Some wise souls have long suspected as much.

Napping is common in traditional cultures, from Papua New Guinea, where people favor a two-hour nap at noon, thus avoiding the scorching midday equatorial sun, to chilly Patagonia, where the Yahgan, when tired, will lie down for a nap anywhere and at any time, to the inhabitants of Pukapuka, an atoll in the Cook Islands, who differentiate more than thirty-five kinds of dozing based on soundness of sleep and the position and movement of the sleeper.

"You must sleep sometime between lunch and dinner," advised Winston Churchill, "and no half-way measures. Take off your clothes and get into bed." In World War II, the British prime minister managed to be alert and awake at all hours of the night. "I
had
to sleep during the day," Churchill said. "That was the only way I could cope with my responsibilities ... Don't think you will be doing less work because you sleep during the day ... You get two days in one—well, at least one and a half, I'm sure." President Lyndon Johnson, too, is said to have slipped on his pajamas at midday in order to sleep soundly for half an hour, which gave him the strength to work into the night.

Claudio Stampi, an Italian sleep researcher, has explored tales—some probably apocryphal—of famous personages who existed solely on sleep stolen during naps. Thomas Edison, for instance, was an incurable nighttime insomniac who worked incessantly to accrue patents, including the one he's chiefly known for, which badly aggravated his own condition. Instead of sleeping eight hours a night, which he considered a "deplorable regression to the primitive state of the cave-man," Edison got by with frequent naps. Leonardo da Vinci is said to have slept for fifteen minutes or so every four hours, for a daily total of less than two hours' sleep. By so doing, he may have gained twenty years of bonus work time during his sixty-seven years of life.

It may not feel as if naps have a reviving effect; sleep inertia from a nap often leaves one feeling groggy. But we're generally not good judges of our own restedness. As the pioneering sleep researcher William Dement points out, study after study demonstrates that naps enhance alertness, mood, vigilance, and productivity in the later hours of the day, particularly for night-shift workers and for those forced to work for long periods.

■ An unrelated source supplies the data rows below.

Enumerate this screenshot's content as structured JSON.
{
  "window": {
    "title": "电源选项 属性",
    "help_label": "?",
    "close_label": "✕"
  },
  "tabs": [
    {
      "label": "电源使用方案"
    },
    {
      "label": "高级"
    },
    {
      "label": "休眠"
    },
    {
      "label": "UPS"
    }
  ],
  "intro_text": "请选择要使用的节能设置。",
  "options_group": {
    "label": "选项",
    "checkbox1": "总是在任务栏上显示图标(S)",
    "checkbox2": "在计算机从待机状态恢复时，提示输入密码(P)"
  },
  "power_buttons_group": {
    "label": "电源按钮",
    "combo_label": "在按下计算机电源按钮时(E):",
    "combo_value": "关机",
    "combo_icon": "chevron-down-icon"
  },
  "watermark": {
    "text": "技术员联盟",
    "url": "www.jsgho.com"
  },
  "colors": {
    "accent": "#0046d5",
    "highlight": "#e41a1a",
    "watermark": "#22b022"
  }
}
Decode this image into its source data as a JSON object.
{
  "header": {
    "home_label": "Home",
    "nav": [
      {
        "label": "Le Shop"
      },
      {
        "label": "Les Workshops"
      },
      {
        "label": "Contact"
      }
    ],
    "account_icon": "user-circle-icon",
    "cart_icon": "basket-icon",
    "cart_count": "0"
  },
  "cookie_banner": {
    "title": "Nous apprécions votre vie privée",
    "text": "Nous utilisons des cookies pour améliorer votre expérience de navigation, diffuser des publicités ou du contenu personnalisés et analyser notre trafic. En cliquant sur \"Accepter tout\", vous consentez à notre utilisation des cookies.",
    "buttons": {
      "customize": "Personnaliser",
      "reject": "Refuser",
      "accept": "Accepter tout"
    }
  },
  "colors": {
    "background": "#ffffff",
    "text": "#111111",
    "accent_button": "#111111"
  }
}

According to Dement, important findings emerged when researchers at
NASA
tested the effects of napping on pilots flying long distances across the Pacific at night. During such long-haul flights, the reaction times of cockpit crews typically plummet, and pilots frequently fall into "microsleeps," brief episodes of sleep 3 to 10 seconds long. In the
NASA
study, some crews were directed to rest for 40 minutes during transoceanic flights, netting an average of about 26 minutes of sleep. A control group of cockpit staff on similar flights got no rest. On the no-rest flights, crews experienced a combined total of 120 microsleeps during the last one and a half hours of the flights, including 22 in the final half hour, when the plane was descending to land. The napping flight crews experienced only 34 microsleeps in the same period, and none in the last half hour. Their reaction time, vigilance, and alertness also improved.